Opkomende landen beter bereikbaar
Begin juni is het zo ver. Dan krijgt de MSCI Emerging Market Index, waarin de belangrijkste aandelen uit opkomende landen zijn opgenomen, er twee nieuwe leden bij. Voor een ervan, Argentinië, is het een terugkeer na de degradatie tien jaar geleden. Voor de ander, Saoedi-Arabië, is het een debuut. De weging van Argentijnse aandelen in de MSCI Emerging Markets Index zal aan de lage kant zijn, nog geen 0,5%. Maar Saoedi-Arabië wordt een belangrijker lid van deze index. In twee stappen zal de weging van Saoedische aandelen in de MSCI Emerging Markets Index dit jaar op zo’n 2,7% uitkomen. Daarmee komt Saoedi-Arabië in de top-10 van grootste landen in deze index. Iets achter Rusland maar iets voor Mexico.

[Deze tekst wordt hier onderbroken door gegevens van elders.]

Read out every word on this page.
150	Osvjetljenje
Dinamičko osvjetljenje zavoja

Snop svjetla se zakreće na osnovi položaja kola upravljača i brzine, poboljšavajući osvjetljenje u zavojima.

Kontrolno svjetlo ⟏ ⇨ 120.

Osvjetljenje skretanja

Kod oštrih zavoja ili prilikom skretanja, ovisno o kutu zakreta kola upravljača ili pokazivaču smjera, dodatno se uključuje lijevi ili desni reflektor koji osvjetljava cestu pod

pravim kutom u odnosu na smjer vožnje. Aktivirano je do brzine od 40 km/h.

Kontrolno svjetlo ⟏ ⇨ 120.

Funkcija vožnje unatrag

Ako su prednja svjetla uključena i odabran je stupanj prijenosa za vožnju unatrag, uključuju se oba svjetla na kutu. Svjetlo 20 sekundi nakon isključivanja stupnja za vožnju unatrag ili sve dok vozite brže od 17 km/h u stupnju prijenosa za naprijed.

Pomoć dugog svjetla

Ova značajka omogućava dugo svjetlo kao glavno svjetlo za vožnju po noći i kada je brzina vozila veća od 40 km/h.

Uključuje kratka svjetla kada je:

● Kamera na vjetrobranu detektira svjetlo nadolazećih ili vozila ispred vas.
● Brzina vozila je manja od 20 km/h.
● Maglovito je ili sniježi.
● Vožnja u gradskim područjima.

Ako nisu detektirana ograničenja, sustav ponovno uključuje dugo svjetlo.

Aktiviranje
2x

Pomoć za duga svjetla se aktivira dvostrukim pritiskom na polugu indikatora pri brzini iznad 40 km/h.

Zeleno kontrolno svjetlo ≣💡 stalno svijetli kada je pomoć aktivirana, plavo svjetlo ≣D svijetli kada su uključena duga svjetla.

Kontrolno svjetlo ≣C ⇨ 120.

Niet alleen de aandelenindices van opkomende landen ondergaan dit jaar flinke wijzigingen. Ook obligatie-indices van opkomende landen veranderen. Volgende maand treden delen van de Chinese obligatiemarkt toe tot de Bloomberg Barclays Global Aggregate Index, een veel gevolgde en wereldwijd gespreide obligatie-index.
Lage weging
Dat beleggers via uitbreiding van veel gevolgde indices meer toegang krijgen tot de aandelen en obligaties uit opkomende landen is een logische ontwikkeling. Over de afgelopen veertig jaar is het aandeel van opkomende landen in de wereldeconomie verdubbeld tot zo’n 40% van de wereldeconomie. Dat blijkt uit data uit het Credit Suisse Global Investment Returns Yearbook. Dit is een jaarlijkse publicatie van drie Britse economen van de London Business School in samenwerking met Credit Suisse. Het rapport geeft een overzicht van de rendementen van aandelen en obligaties over een periode van meer dan honderd jaar. De drie economen stellen in de recent gepubliceerde editie de terechte vraag waarom ondanks sterke economische groei de weging van opkomende landen in wereldwijde aandelenindices nog zo laag is. Opkomende landen – inclusief de zogeheten frontier markets, het voorportaal van de index van opkomend landen – hadden in 2007 een weging van 12,4% in de wereldindex. Die weging is de afgelopen jaren nauwelijks veranderd en bedraagt nu zo’n 12,2%. De aanhoudend lage weging is niet het gevolg van ‘promotie’ van verschillende landen naar de index van ontwikkelde landen, zeggen de economen. In de afgelopen tien jaar zijn onder meer Portugal en Israël naar de index van ontwikkelde landen gepromoveerd. Daar staat echter tegenover dat landen als Qatar, de Verenigde Arabische Emeritaten en natuurlijk China in de index van opkomende landen zijn opgenomen.
Spreiding
Een belangrijkere reden waarom de weging van aandelen uit opkomende landen niet is gestegen, is de geringere verhandelbaarheid waardoor indexaanbieder een lagere – of geen – weging aan sommige opkomende landen toekennen. Wat ook een belangrijker rol speelt is dat Amerikaanse aandelen de afgelopen tien jaar zoveel beter hebben gepresteerd dan aandelen uit opkomende landen. Daardoor is de weging van Amerikaanse aandelen in de wereldindex de afgelopen jaren alleen maar toegenomen en die van opkomende landen gelijk gebleven. In vergelijking tot aandelen uit andere ontwikkelde landen presteerden opkomende landen helemaal niet slecht, zo berekende het drietal economen. Zoals ik vorige week al schreef is de weging van Amerikaanse aandelen in de MSCI All Country World Index tot een wel heel forse 53,5% gestegen. Dat is een afspiegeling van enkele uitzonderlijke ontwikkelingen op de Amerikaanse beurs die niet houdbaar lijken. Spreiding naar opkomende landen is dus aan te bevelen. Dat meer aandelen en obligaties uit opkomende landen beschikbaar komen voor beleggers is daarom goed nieuws. Opkomende landen verdienen een grotere plek in de portefeuille van langetermijnbeleggers.